İhtikâr/karaborsacılık, satıcının fiyatların yükselmesi için, uygun bir vakte kadar insanların zorunlu olarak ihtiyaç duydukları maddeleri depolayıp saklaması olayıdır. Böyle bir davranış, haram kazanç yoludur. Zira toplumun çıkarlarının aksine hizmet eder. Sermayenin çok cüz’i bir çalışmayla aşırı birikimini sağlar. Bundan dolayı Hz. Peygamber (a.s); “günahkârlardan başkası karaborsacılık yapmaz” buyurarak, karaborsacılık yapan kimsenin hak-hukuk alanında yanlış bir iş yaptığına dikkatlerimizi çeker. Çünkü karaborsacılık, sadece gıda maddelerini değil, her türlü tüketim maddelerinden petrole, şekerden çaya, pirinçten ilaca, çimentodan kâğıda, kömürden gaza varıncaya kadar toplumun gündelik hayatında zorunlu ihtiyaç duyduğu bütün tüketim maddelerini depolayıp, pahalılaşmayı bekleyerek piyasalara sürmemesi olayıdır.

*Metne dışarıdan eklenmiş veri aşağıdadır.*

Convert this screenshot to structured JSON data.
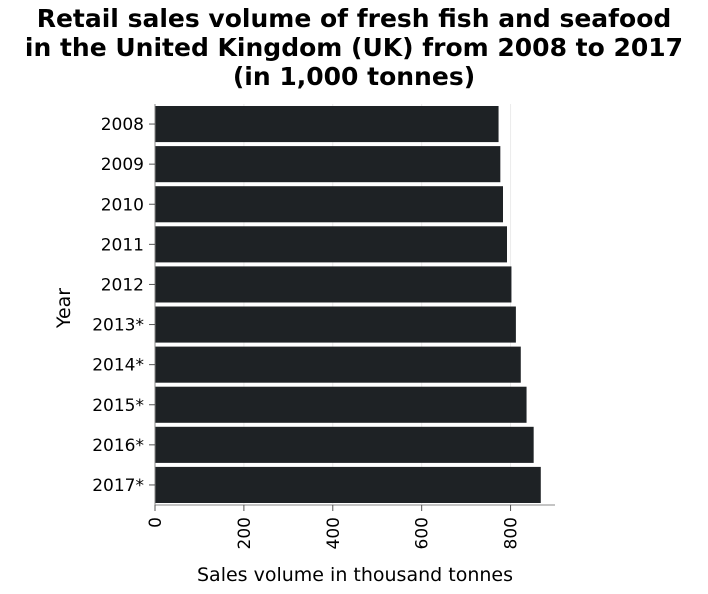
{
  "chart_data": {
    "type": "bar",
    "orientation": "horizontal",
    "title_lines": [
      "Retail sales volume of fresh fish and seafood",
      "in the United Kingdom (UK) from 2008 to 2017",
      "(in 1,000 tonnes)"
    ],
    "xlabel": "Sales volume in thousand tonnes",
    "ylabel": "Year",
    "categories": [
      "2008",
      "2009",
      "2010",
      "2011",
      "2012",
      "2013*",
      "2014*",
      "2015*",
      "2016*",
      "2017*"
    ],
    "values": [
      773,
      777,
      783,
      792,
      802,
      812,
      823,
      836,
      852,
      868
    ],
    "xlim": [
      0,
      900
    ],
    "xticks": [
      "0",
      "200",
      "400",
      "600",
      "800"
    ],
    "grid": true,
    "bar_color": "#1e2225",
    "grid_color": "#ebebeb"
  }
}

Böylece, piyasalarda bulunmayan bu maddelere karşı aşırı talebi artırıp, malı arzetmeyi azaltarak, fiyatların artmasını sağlamaktadır. Neticede halkın alım gücü azalmaktadır. Ancak kişinin malı stoklaması, kıtlık veya savaş zamanlarında olabilir. Ama yine de bu stoklama, topluma zarar verecekse karaborsacılık sayılır. Yoksa bolluk zamanında, piyasaları etkilememek şartıyla çok mal alıp depoda bulundurmak, karaborsacılık sayılmaz. Dinimizde ihtikârın haram kılınmasının başlıca sebebi, toplumun iktisadi alanda zarara uğratılmasını önlemektir.
Şüphe yok ki, ihtikâr, ticari ve sınaî hürriyeti baltalar. Muhtekir piyasaya sürdüğü malı, başkasının getirmesine veya üretmesine izin vermez. Böylece piyasaya hâkim olarak malı dilediği fiyatla tüketiciye arz eder. Ona zorluk ve meşakkat yükleyerek hayati fonksiyonları olan, örneğin, ilaç ve gıda gibi zaruri ihtiyaçlarını temin mecburiyeti karşısında zarar verir. Piyasada rekabeti önler. Çalışan insana değil, para ve mal hırslısı haksızlık yapan insanlara fırsat kapılarını açar.
Muhtekir dilediği fiyattan mal satabilmek için, insanlara Allah’ın ihsan ettiği rızk ve sair nimetleri telef eder. Bir zamanlar Brezilya’da fiyat istikrarı için tonlarca kahvenin yakılması gibi insanlara önemli derecede zarar veren, dayanışmayı yok eden, insanlara sosyal güvensizlik aşılayan bu davranışı İslam şiddetle yasaklar. Çünkü ihtikârcı, stokçuluk yaparak, malı piyasadan çekmek suretiyle, hayat pahalılığına yol açmakta, böylece de halkın alım gücünü sabote etmekle kalmamakta, hatta toplumun daha çok fakirleşmesine ve neticede sosyal barışın yara almasına sebep olmaktadır.
Bu çirkin davranış, insan haklarına en büyük saldırıdır. Hiç kimsenin, piyasalarda geçerli olan denge ve istikrarı bozmaya hakkının olmaması gerekir. Böyle bir davranış, hem haram yoldan bir kazanç olur ve hem de piyasalarda istikrar ortamını bozmakla kalmaz, küçük esnafı da yok eder. Vicdanlı, dürüst, vatan ve milletinin değerlerini seven bir esnaf ya da kişiler böyle bir çirkin davranışa asla tevessül etmez.